3. This contrasting construct between the two notions/approaches of future planning then caused me to reflect a bit on what’s gone on the past year or so. In particular, it made me realize that I could learn something by being a bit more explicit in my concrete external planning–not because my particular planning approach is wrong–not at all–I’m pretty happy about being happy–but because I think that a bit more attention to the external approach can better enable my internalized approach–and also it is the kind of thing that a lot of the more extraverted world expects you to be able to answer.
Thus–because I live in that world also–if I want to be effective, I should put some thought into how I can fashion an answer that they will understand more easily and that will help them work with me more productively.
Now–lest you get the impression that I’m somehow casting aspersions upon the greater extraverted social world–I’m totally not attempting to do so. There are all kinds of smart people in the world–some are extraverted and some are introverted–and there are many different KINDS of smartness… Diversity in this rules.
To be concrete about it–I can mention my current boss for my teaching position–who is AWESOME. She’s totally extraverted–and if I had to guess… I’d guess her type as either ENTJ or ENTP.. but most likely ENTJ…

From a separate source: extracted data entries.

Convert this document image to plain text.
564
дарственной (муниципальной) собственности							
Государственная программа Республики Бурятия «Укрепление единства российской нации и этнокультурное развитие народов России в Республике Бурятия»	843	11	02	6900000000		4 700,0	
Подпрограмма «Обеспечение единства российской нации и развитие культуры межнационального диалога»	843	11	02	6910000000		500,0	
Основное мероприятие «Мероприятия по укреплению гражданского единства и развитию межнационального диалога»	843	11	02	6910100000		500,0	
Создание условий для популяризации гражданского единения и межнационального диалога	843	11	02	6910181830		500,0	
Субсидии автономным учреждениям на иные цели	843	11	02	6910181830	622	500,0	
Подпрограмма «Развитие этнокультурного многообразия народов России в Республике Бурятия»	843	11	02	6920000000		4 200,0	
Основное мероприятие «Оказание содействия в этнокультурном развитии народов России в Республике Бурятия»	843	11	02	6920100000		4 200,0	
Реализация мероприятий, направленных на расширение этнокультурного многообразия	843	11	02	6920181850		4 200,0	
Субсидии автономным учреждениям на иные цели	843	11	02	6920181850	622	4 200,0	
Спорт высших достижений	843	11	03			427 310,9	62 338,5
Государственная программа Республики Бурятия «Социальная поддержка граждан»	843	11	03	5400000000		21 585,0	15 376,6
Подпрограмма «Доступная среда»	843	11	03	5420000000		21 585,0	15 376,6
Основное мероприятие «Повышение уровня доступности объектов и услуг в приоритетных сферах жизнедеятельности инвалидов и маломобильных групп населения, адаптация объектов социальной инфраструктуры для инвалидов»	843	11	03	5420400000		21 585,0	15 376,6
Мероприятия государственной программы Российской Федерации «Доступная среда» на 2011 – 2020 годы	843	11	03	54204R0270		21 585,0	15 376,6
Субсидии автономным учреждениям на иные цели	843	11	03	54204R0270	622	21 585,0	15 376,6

Anyway–one thing I’ve come to see about her is that she has always understood me–despite times when I’ve said stupid things in my interviews–or was , at least, unprepared for the kinds of questions that I should know–because she could see underneath things to know that I had the kinds of skills that she valued.
So–it’s not that extraverts are incapable of seeing beneath the surface–but more just that they tend to have this set of communicative standards/shorthand set up that allow them to convey certain kinds of actionable meaning quite effectively. Introverts often totally misunderstand this–as it can sometimes seem hidden to them in what appears to be FAR TOO MANY WORDS AND DISCUSSION about stuff that isn’t directly relevant.. but while that can be the case–some people just babble–there is often miscommunication here and misinterpretation on the introvert’s part–because they discount ALL of the discussion as lacking concrete meaning–when that’s totally not the case. It’s just a different kind of communication–one in which they are often less skilled… and thus less prepared to notice the nuances and significant moments.

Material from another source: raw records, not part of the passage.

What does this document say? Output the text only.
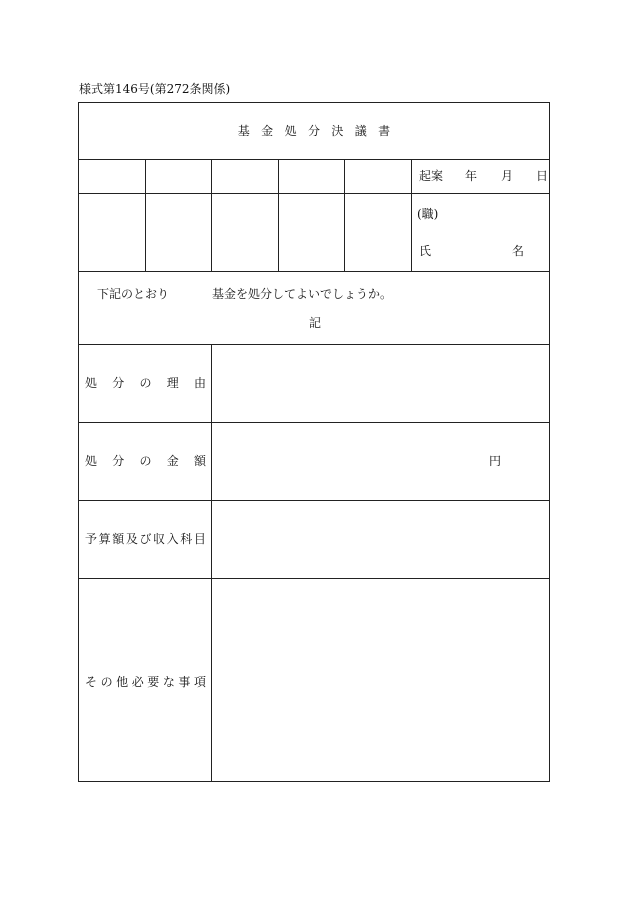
様式第146号(第272条関係)
基金処分決議書
起案 年 月 日
(職)
氏	名
下記のとおり	基金を処分してよいでしょうか。
記
処 分 の 理 由
処 分 の 金 額	円
予 算 額 及 び 収 入 科 目
そ の 他 必 要 な 事 項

Anyway.. this has been a long elaboration upon the simple fact that I learned something important in that conversation…. something I had not been intending to learn.. but which is certainly important for me to learn…

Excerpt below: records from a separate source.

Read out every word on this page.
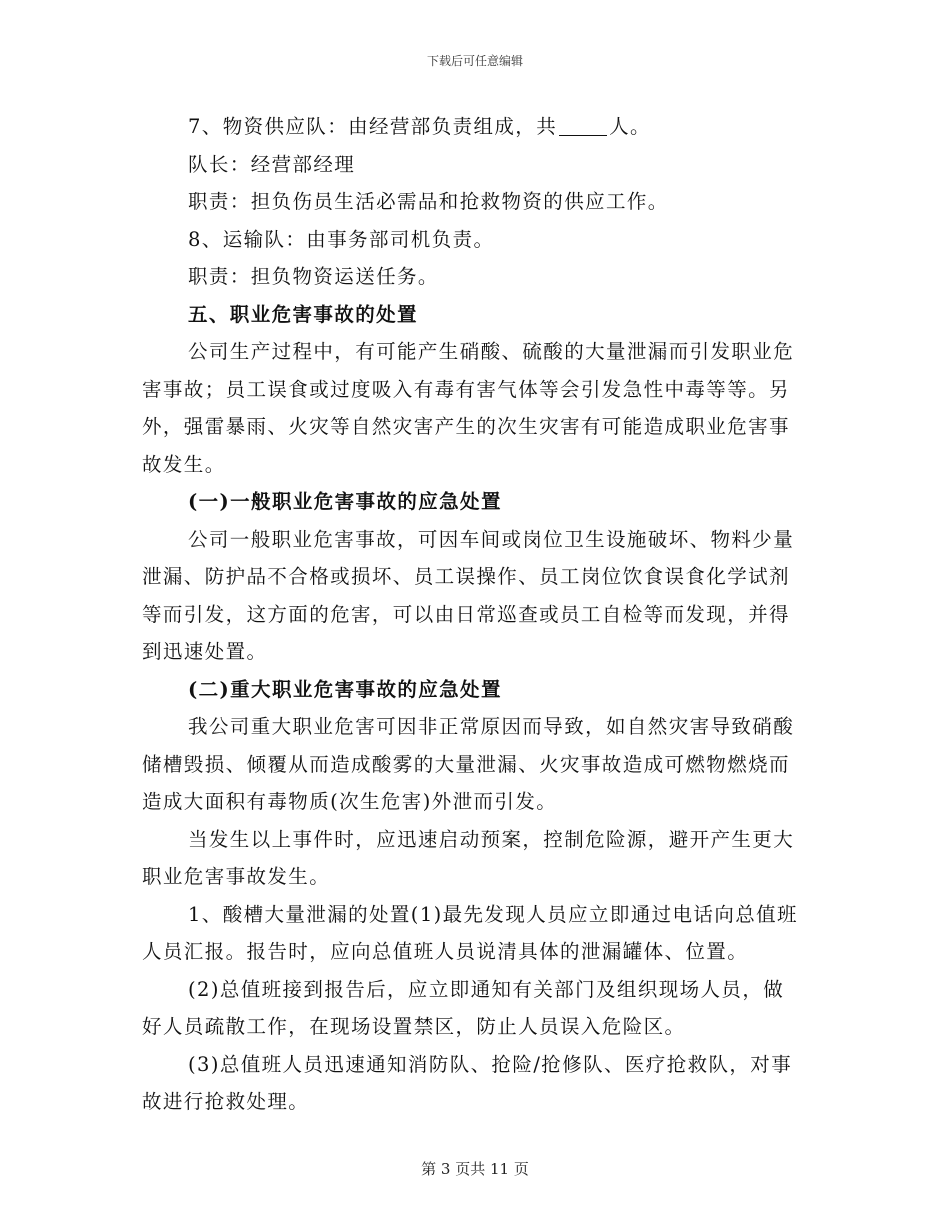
下载后可任意编辑

7、物资供应队：由经营部负责组成，共	人。

队长：经营部经理

职责：担负伤员生活必需品和抢救物资的供应工作。

8、运输队：由事务部司机负责。

职责：担负物资运送任务。

五、职业危害事故的处置

公司生产过程中，有可能产生硝酸、硫酸的大量泄漏而引发职业危害事故；员工误食或过度吸入有毒有害气体等会引发急性中毒等等。另外，强雷暴雨、火灾等自然灾害产生的次生灾害有可能造成职业危害事故发生。

(一)一般职业危害事故的应急处置

公司一般职业危害事故，可因车间或岗位卫生设施破坏、物料少量泄漏、防护品不合格或损坏、员工误操作、员工岗位饮食误食化学试剂等而引发，这方面的危害，可以由日常巡查或员工自检等而发现，并得到迅速处置。

(二)重大职业危害事故的应急处置

我公司重大职业危害可因非正常原因而导致，如自然灾害导致硝酸储槽毁损、倾覆从而造成酸雾的大量泄漏、火灾事故造成可燃物燃烧而造成大面积有毒物质(次生危害)外泄而引发。

当发生以上事件时，应迅速启动预案，控制危险源，避开产生更大职业危害事故发生。

1、酸槽大量泄漏的处置(1)最先发现人员应立即通过电话向总值班人员汇报。报告时，应向总值班人员说清具体的泄漏罐体、位置。

(2)总值班接到报告后，应立即通知有关部门及组织现场人员，做好人员疏散工作，在现场设置禁区，防止人员误入危险区。

(3)总值班人员迅速通知消防队、抢险/抢修队、医疗抢救队，对事故进行抢救处理。

第 3 页共 11 页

Things that come naturally to a person seem so simple, and that can be a strength, but it’s also a weakness.
As Alfred North Whitehead said, “Seek simplicity and distrust it.” Now, he was talking about the aims of science–which seeks out the simplest explanation for complex facts, but then which sometimes gets flipped on its head in that people then think that facts must be simple, because simplicity is the goal.
A similar kind of situation occurs here. We often do what is simplest for us–because we can be efficient (or lazy) in our actions then. But doing what is simplest does not make it the right or best thing for us to do. Sometimes, we need to stop and perceive that the simplest way for us may actually lead us astray–and that we sometimes should learn to grow beyond these natural abilities and become greater than we were.